Nicolai Groß

Personal information
- Date of birth: 3 February 1990 (age 36)
- Place of birth: Karlsruhe, Germany
- Height: 1.89 m (6 ft 2 in)
- Position: Striker

Team information
- Current team: FC Astoria Walldorf
- Number: 9

Youth career
- 0000–2009: Germania Friedrichstal

Senior career*
- Years: Team / Apps / (Gls)
- 2009–2010: FC Astoria Walldorf / 29 / (4)
- 2010–2012: 1899 Hoffenheim II / 32 / (14)
- 2012–2013: 1. FC Heidenheim / 6 / (1)
- 2013: → Stuttgarter Kickers (loan) / 9 / (0)
- 2013–: FC Astoria Walldorf / 168 / (35)

= Nicolai Groß =

German footballer

Nicolai Groß (born 3 February 1990) is a German footballer who plays as a striker for FC Astoria Walldorf.

==Career==

Groß began his career with Astoria Walldorf before joining 1899 Hoffenheim in January 2011. He spent eighteen months playing for the reserve team, and had a successful 2011–12 season, scoring 14 goals.
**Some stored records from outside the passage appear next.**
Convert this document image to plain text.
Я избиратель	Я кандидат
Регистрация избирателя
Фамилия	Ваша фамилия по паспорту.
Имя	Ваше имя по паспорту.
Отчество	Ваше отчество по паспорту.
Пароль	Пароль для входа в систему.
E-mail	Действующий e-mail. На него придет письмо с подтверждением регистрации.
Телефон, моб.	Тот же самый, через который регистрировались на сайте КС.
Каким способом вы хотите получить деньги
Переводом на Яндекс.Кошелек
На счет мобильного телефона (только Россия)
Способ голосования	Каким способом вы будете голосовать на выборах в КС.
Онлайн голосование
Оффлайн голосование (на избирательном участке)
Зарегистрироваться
In July 2012 he signed for 1. FC Heidenheim of the 3. Liga, and made his debut on the second day of the season, as a substitute for Dennis Malura in a 4–0 win over Rot-Weiss Erfurt. After half a season with Heidenheim, he joined Stuttgarter Kickers on a six-month loan in January 2013 before being released by Heidenheim at the end of the loan. He returned to FC Astoria Walldorf shortly afterwards and helped them earn promotion to the Regionalliga Südwest shortly afterwards.